Trophy Hunting documentary – field updates

Now that I’m here in South Africa I thought it would be good to update you on how things are going. So far I’ve interviewed some reserve managers and a professional hunter about the pressure they face, about the work that they do and about how hunting fits in to that bigger picture.

To prepare for this documentary I’ve looked at a lot of trophy hunting photos and to be honest I find them difficult viewing sometimes. They seem to glorify the killing of an animal and that’s something I’m not comfortable with. However, I’m already learning that it’s a far more complex issue than many realise.

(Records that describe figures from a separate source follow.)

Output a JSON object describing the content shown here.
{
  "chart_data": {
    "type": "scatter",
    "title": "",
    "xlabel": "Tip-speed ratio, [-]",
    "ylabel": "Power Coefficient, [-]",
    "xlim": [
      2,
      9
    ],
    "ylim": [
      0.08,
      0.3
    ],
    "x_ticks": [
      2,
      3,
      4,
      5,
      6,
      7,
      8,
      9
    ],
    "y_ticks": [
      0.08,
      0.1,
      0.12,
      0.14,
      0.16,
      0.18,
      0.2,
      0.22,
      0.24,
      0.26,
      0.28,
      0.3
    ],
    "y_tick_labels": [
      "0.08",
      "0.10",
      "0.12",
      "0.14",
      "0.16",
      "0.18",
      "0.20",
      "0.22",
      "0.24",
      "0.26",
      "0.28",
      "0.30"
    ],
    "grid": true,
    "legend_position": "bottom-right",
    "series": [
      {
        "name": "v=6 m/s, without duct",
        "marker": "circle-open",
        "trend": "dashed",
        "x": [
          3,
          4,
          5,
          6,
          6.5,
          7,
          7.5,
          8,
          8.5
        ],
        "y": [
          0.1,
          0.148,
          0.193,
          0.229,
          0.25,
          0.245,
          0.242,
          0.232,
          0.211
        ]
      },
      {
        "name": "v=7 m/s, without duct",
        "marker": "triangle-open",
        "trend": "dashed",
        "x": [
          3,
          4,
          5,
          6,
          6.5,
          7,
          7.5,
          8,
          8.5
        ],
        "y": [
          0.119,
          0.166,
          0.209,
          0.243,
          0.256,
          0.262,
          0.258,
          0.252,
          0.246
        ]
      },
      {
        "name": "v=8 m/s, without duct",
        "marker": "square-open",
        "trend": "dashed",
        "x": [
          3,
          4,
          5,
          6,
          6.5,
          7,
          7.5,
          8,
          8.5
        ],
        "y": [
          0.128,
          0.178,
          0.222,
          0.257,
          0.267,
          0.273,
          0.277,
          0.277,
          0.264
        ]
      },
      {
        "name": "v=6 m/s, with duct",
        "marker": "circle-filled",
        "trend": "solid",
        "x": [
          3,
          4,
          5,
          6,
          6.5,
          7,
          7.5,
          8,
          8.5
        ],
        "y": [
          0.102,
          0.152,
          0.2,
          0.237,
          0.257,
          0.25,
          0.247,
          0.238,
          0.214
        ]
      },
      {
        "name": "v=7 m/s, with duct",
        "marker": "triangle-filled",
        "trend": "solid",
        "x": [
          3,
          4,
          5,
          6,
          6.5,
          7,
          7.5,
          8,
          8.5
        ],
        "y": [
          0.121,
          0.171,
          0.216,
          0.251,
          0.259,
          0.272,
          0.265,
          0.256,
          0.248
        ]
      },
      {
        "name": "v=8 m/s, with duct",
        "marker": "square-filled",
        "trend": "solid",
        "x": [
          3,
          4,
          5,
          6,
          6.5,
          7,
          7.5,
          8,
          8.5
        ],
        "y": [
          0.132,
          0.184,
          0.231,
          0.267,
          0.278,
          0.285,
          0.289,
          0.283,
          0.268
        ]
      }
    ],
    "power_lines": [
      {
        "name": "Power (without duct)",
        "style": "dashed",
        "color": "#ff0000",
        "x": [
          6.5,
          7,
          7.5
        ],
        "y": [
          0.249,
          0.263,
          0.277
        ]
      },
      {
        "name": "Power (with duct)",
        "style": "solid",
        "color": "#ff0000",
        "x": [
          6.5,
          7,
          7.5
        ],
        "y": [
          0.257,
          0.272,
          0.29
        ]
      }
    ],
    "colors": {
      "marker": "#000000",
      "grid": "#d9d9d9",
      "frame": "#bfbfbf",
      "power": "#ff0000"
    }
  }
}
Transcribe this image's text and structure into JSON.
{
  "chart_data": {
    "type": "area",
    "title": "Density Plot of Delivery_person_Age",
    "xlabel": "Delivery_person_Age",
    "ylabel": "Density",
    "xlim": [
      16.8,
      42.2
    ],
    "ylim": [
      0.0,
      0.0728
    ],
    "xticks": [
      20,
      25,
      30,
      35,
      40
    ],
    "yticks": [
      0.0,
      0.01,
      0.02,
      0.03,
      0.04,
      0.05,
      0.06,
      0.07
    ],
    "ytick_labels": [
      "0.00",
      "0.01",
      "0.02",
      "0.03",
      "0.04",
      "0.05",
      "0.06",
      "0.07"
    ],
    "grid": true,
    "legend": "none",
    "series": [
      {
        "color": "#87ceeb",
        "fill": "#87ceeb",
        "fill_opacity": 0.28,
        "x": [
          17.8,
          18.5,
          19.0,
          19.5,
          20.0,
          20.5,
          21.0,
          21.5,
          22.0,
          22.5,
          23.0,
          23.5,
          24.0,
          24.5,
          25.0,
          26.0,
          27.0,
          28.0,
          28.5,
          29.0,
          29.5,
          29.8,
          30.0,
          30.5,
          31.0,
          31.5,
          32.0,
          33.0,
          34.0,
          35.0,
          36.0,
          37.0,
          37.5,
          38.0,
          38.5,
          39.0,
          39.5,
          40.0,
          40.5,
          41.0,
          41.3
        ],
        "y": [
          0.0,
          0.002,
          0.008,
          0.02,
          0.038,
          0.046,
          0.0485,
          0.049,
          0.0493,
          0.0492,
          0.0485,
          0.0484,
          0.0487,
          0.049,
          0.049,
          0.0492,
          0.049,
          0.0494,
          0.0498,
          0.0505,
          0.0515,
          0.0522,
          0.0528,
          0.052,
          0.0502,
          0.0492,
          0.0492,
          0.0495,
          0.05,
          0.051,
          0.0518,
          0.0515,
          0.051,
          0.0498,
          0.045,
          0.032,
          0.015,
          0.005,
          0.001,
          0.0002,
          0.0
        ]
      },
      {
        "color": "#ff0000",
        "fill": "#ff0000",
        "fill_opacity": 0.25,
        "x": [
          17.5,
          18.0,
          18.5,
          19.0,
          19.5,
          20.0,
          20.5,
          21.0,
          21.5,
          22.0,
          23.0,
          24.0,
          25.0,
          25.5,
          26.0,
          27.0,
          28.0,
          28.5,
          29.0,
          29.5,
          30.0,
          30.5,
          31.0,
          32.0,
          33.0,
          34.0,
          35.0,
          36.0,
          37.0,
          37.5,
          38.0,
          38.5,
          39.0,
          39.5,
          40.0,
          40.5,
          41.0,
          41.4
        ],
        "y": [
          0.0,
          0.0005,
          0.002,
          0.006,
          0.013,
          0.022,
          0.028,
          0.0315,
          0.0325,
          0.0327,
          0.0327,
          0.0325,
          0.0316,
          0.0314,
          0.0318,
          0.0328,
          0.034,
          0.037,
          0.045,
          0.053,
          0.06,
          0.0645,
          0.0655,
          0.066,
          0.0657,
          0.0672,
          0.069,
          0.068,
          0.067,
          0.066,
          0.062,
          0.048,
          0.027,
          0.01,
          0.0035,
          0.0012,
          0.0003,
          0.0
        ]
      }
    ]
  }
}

First, some home truths about Africa, especially South Africa. It isn’t the Lion King down here. I’ve just driven past some of the biggest mining operations I’ve ever seen, sited along some major roads that wind through townships and cities. This is a developed country, with infrastructure and a high human population. Sure, there are some wild areas in some parts of South Africa but there’s serious human-wildlife conflict here. To keep animals safe from persecution and development, and to keep people safe from them, you need to fence them in; and what you fence, you must manage.

I’ve seen first-hand what happens to land here that isn’t managed. Overstocking with cattle or with wildlife leads rapidly to overgrazing. This leads to a severe depletion of the exact resources those animals need – the grasses and vegetation. Within a couple of years this leads to bush encroachment, which is when acacia shrubs take over, stopping any grass growing and any grazing. Throw some soil erosion into the mix then you have a perfect recipe for rapid land degradation. You can see this happening throughout southern Africa and to be honest it’s heart breaking. Productive, wildlife-rich land is being converted into land on which no wildlife can live and you can drive past land like this for hours on any African highway.

However, it doesn’t have to be like this. You can manage the land by controlled burning, monitoring the condition of the grassland, managing roads to reduce run-off and erosion and, crucially, by calculating stocking densities. It’s an evidence-based approach, relying on science, understanding and experience. Oh, and money because all that management doesn’t come for free. It takes time, vehicles, equipment and labour.

If you run a game reserve with thousands of animals roaming freely then the only resource you have to get the cash required to manage these animals is generated by the animals themselves. A farm only works by harvesting the plants and animals it supports. The same is true for game reserves.

Some areas with wildlife of course can get money by tourism. This works well for iconic National Parks like Kruger or Pilanesberg (who also benefit from centralised funding) but thousands of reserves are off the tourist track and lack the scenery or the Big Five wildlife that attracts tourists. These reserves rely on using their animals to generate the money they need to keep going and to keep animals on their reserves, including endangered animals like rhino. They need hunting to generate that money.

Some of the hunting is for meat. Many South Africans spend a weekend on a reserve and fill their freezer with kudu, impala, eland and other free-range “venison”. Some hunters are after a particular species and some would like to mount the head or even the full body as a taxidermy mount – a trophy. These trophy hunters pay serious money to do this and provide reserves with a vital cash injection. This also happens on National Parks by the way (listen to the programme to find out more). Animals like lions need to be culled in some reserves as part of their management because too many lions will take too many other animals as prey. Shooting a lion in a cull costs money. Why not get money from someone to do the job for you?

Another reality check, and I’ll quote a lion conservationist I spoke to today: “lions breed like cockroaches”. In well-managed areas they are thriving. Of course, they are being killed illegally outside of these areas (and sometimes within them) and there are fewer lions in Africa today than in the past, but this decline is not down to rich dentists after trophies. It’s because unfenced lions come into conflict with humans.

I love visiting a little farm in Devon near where I grew up. They have some trout lakes (gorgeous views) and animals that are lovely to watch. But my visits don’t keep that farm nice. They rely on milking cattle, taking sheep to the abattoir and fishing the trout that thrive in their lakes. If fishing and killing animals for meat were banned then that farm would collapse.

What I’ve started to realise is that the same thing would happen here if hunting were banned. Thousands of reserves, stocking millions of animals, do so purely because those animals have a real, financial value.